In 2010, the CDC released a report assessing the progress to date in reducing exposure to secondhand smoke. That assessment examined the 2000-2010 period, during which time the number of states (including DC) with comprehensive smoke-free laws went from zero to 26. “Comprehensive laws” is defined as state statutes that prohibit smoking in indoor worksites, restaurants, and bars. At the same time, the percentage of the population protected through smoking bans, either statewide or locally (in the absence of a statewide ban), increased from 2.72% in 2000 to 47.8% in 2010.

The present study examined statistics between 2010-2015 to assess progress since the 2010 report, using two sources: the CDC’s State Activities Tracking and Evaluation database (for statewide activity) and the American Non-Smokers’ Rights Foundation database (for local regulations). The updated assessment found that an increase of just 1.8% (to 49.5%) in the proportion of protected Americans. During the 5-year period studied, just one additional state — North Dakota – had adopted a comprehensive ban. Gains, though, were achieved through localities that adopted their own bans.
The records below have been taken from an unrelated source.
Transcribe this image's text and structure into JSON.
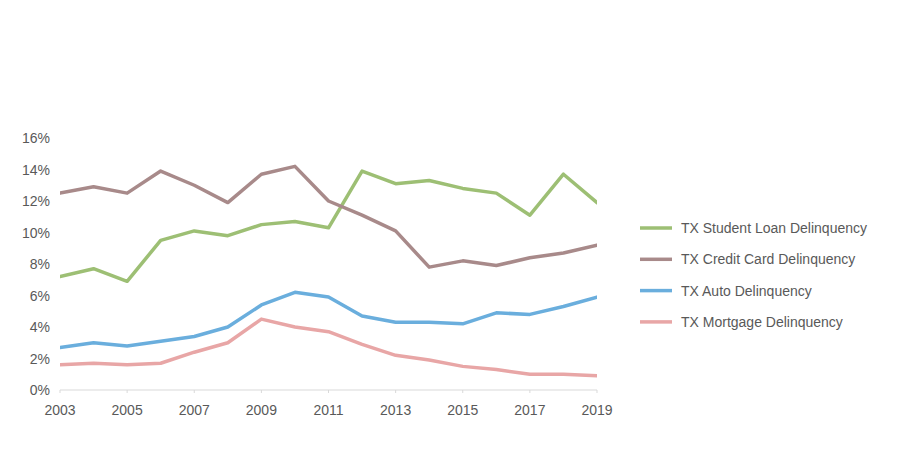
{
  "chart_data": {
    "type": "line",
    "x": [
      2003,
      2004,
      2005,
      2006,
      2007,
      2008,
      2009,
      2010,
      2011,
      2012,
      2013,
      2014,
      2015,
      2016,
      2017,
      2018,
      2019
    ],
    "xlim": [
      2003,
      2019
    ],
    "xticks": [
      2003,
      2005,
      2007,
      2009,
      2011,
      2013,
      2015,
      2017,
      2019
    ],
    "ylim": [
      0,
      16
    ],
    "yticks": [
      {
        "value": 0,
        "label": "0%"
      },
      {
        "value": 2,
        "label": "2%"
      },
      {
        "value": 4,
        "label": "4%"
      },
      {
        "value": 6,
        "label": "6%"
      },
      {
        "value": 8,
        "label": "8%"
      },
      {
        "value": 10,
        "label": "10%"
      },
      {
        "value": 12,
        "label": "12%"
      },
      {
        "value": 14,
        "label": "14%"
      },
      {
        "value": 16,
        "label": "16%"
      }
    ],
    "grid": false,
    "legend": "right",
    "series": [
      {
        "name": "TX Student Loan Delinquency",
        "color": "#9dbf74",
        "values": [
          7.2,
          7.7,
          6.9,
          9.5,
          10.1,
          9.8,
          10.5,
          10.7,
          10.3,
          13.9,
          13.1,
          13.3,
          12.8,
          12.5,
          11.1,
          13.7,
          11.9
        ]
      },
      {
        "name": "TX Credit Card Delinquency",
        "color": "#a88a8a",
        "values": [
          12.5,
          12.9,
          12.5,
          13.9,
          13.0,
          11.9,
          13.7,
          14.2,
          12.0,
          11.1,
          10.1,
          7.8,
          8.2,
          7.9,
          8.4,
          8.7,
          9.2
        ]
      },
      {
        "name": "TX Auto Delinquency",
        "color": "#6aaedd",
        "values": [
          2.7,
          3.0,
          2.8,
          3.1,
          3.4,
          4.0,
          5.4,
          6.2,
          5.9,
          4.7,
          4.3,
          4.3,
          4.2,
          4.9,
          4.8,
          5.3,
          5.9
        ]
      },
      {
        "name": "TX Mortgage Delinquency",
        "color": "#e8a6a6",
        "values": [
          1.6,
          1.7,
          1.6,
          1.7,
          2.4,
          3.0,
          4.5,
          4.0,
          3.7,
          2.9,
          2.2,
          1.9,
          1.5,
          1.3,
          1.0,
          1.0,
          0.9
        ]
      }
    ]
  }
}
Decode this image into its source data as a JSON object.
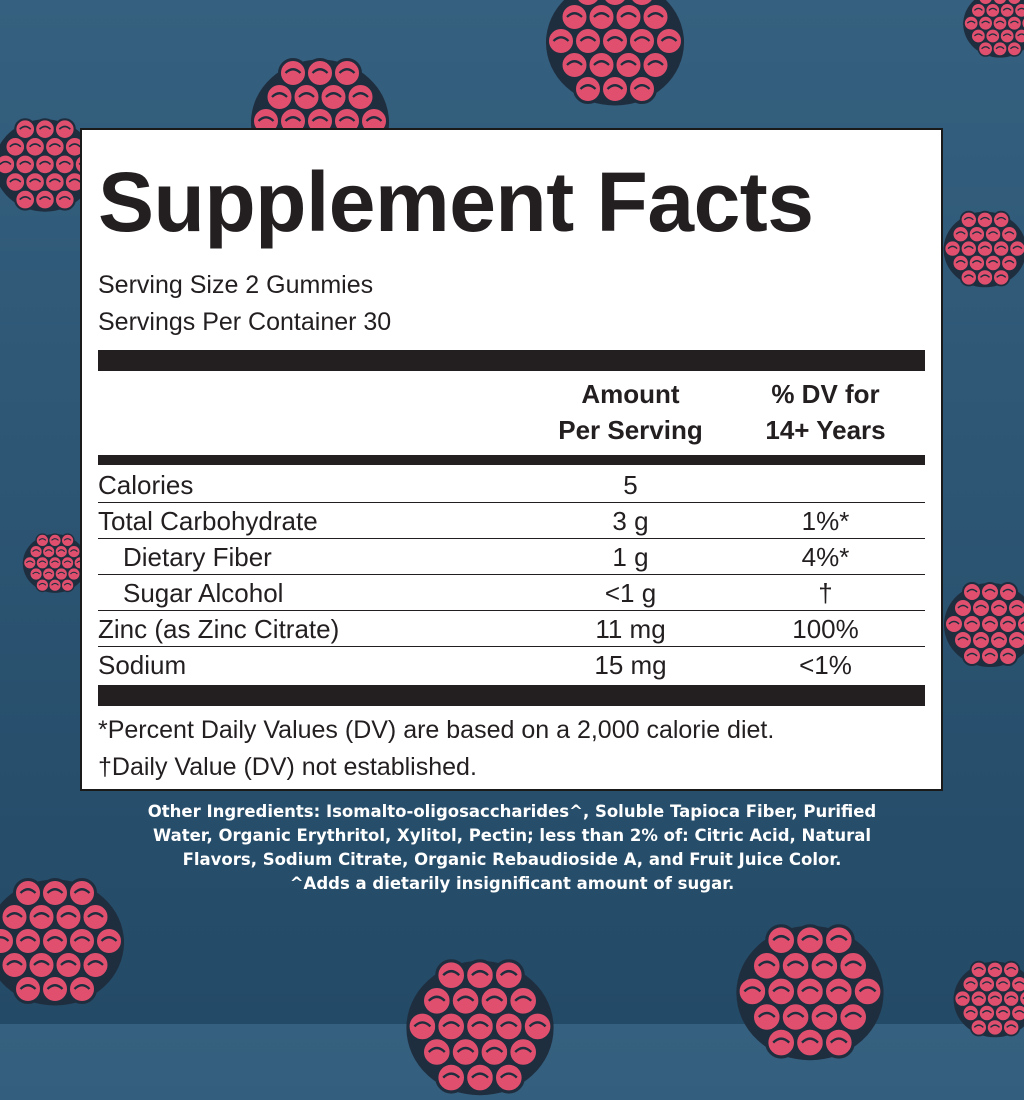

In some states that lack comprehensive bans, these local actions have covered substantial portions of the population, such as in West Virginia where they protect 60.1% of the population in the workplace, restaurants, and bars.

Very significantly, in May of 2016 (following the study’s 2105 endpoint) these numbers were substantially boosted when California adopted a law eliminating all exemptions to the state’s smoke-free law, thus becoming the 28th state to earn a comprehensive ban status, and increasing the percentage of Americans deemed protected from 47.8% to nearly 60%.

Notwithstanding this achievement, significant obstacles exist to achieving universal protections throughout the U.S. due largely to strong regional disparities and legal impediments.. The authors point to these as essential areas that need to be addressed in order substantially broaden protections, as well as the need to extend smoke-free laws to electronic nicotine delivery systems and other tobacco products.